Ten police officers, all black, were fired by the department for testing positive for cocaine. They filed a lawsuit against the department alleging that the use of hair tests to detect illegal drug use had a disparate impact against blacks in violation of Title VII of the Civil Rights Act.
Although the plaintiffs demonstrated a statistically significant difference to “the extent which we can be confident that the differences in outcomes … were not random,” the U.S. District Court for the District of Massachusetts held that they failed to prove a prima facie case of disparate impact discrimination because they could not show that the difference was “practically significant.”

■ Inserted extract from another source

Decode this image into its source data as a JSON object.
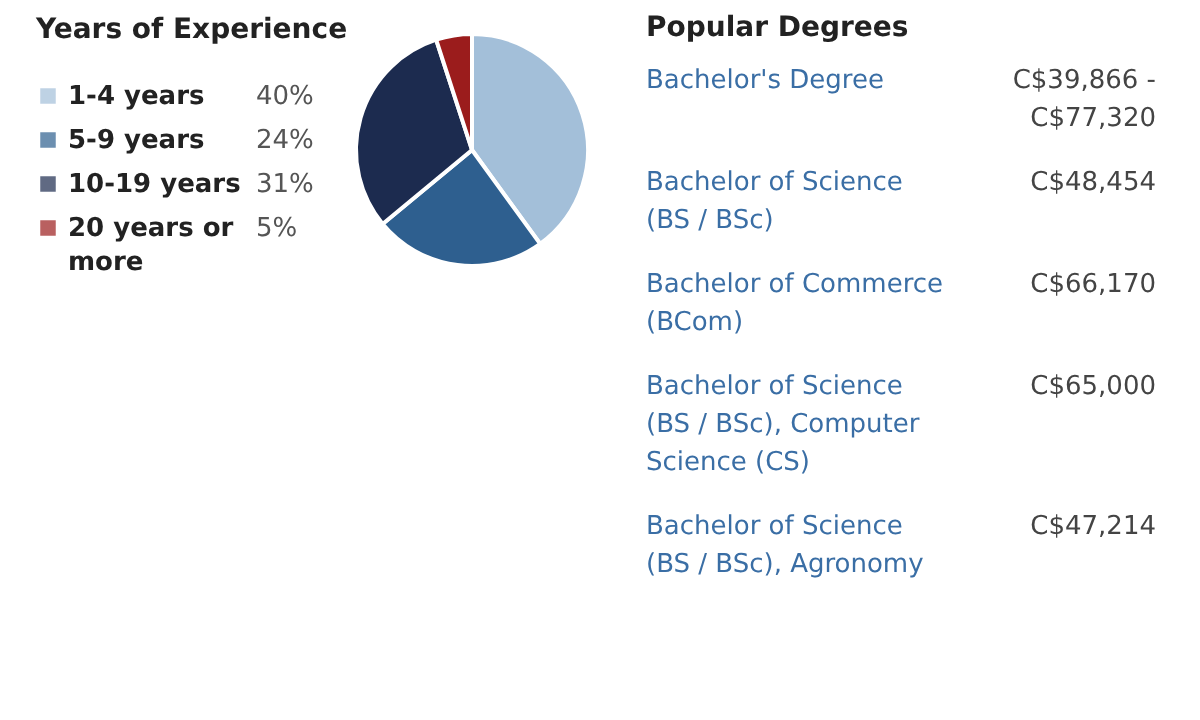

The 1st Circuit Court of Appeals reversed and remanded the case for trial, holding that there was a statistically significant correlation between outcomes of the department’s drug testing program and race. Even if the department can show that business necessity justifies the testing program, “if a practice fails to serve a sufficient business need, why retain it merely because the number of people harmed is small?” Jones v. City of Boston, No. 12-2280, (1st Cir., 2014).
IMPACT: When a practice creates a statistically significant difference, the employer will need to justify the practice by business necessity.